One thing I know we can look forward to in 2011 is learning elder care in Vero. I am using the word "we" optimistically!
Let me end, as always, by wishing you love, health & laughter, always. One thing that still works wonders is the miracle of laughter. My Mother shared this gem with me an eternity ago. It is a brilliant & timeless.
May your year be filled with love & hugs,
Karen, Corey, Daniel & Kaelin
17th Century Nun's Prayer
Lord, Thou knowest better than I know myself, that I am growing older and will someday be old. Keep me from the fatal habit of thinking I must say something on every subject and on every occasion. Release me from craving to straighten out everybody’s affairs. Make me thoughtful but not moody; helpful but not bossy.
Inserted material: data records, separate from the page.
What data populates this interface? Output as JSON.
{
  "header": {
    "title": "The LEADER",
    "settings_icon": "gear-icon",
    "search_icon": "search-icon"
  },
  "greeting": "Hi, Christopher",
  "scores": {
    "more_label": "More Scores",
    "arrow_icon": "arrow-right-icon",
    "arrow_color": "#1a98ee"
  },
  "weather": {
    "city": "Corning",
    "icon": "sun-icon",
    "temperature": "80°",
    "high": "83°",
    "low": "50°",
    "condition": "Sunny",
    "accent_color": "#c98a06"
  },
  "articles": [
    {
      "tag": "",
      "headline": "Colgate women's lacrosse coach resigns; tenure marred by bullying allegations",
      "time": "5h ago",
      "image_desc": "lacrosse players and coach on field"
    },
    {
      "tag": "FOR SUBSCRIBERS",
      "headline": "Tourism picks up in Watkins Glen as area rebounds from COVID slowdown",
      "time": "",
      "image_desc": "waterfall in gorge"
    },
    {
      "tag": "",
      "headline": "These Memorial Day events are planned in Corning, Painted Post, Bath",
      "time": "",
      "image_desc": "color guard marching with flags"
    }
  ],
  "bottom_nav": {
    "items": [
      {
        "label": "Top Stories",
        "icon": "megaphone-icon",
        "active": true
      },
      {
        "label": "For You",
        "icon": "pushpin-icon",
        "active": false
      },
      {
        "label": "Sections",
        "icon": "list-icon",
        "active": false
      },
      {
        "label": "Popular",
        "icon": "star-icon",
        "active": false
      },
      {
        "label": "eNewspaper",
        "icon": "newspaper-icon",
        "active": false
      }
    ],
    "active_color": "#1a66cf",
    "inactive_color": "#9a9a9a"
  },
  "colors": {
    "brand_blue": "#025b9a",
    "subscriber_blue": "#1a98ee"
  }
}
With my vast store of wisdom, it seems a pity not to use it all, but Thou knowest Lord that I want a few friends at the end.
Keep my mind free from the recital of endless details; give me wings to get to the point. Seal my lips on my aches and pains. They are increasing, and love of rehearsing them is becoming sweeter as the years go by. I dare not ask for grace enough to enjoy the tales of others’ pains, but help me to endure them with patience.
I dare not ask for improved memory, but for a growing humility and a lessing cocksureness when my memory seems to clash with the memories of others. Teach me the glorious lesson that occasionally I may be mistaken.
Keep me reasonably sweet; I do not want to be a Saint – some of them are so hard to live with – but a sour old person is one of the crowning works of the devil. Give me the ability to see good things in unexpected places, and talents in unexpected people. And, give me, O Lord, the grace to tell them so.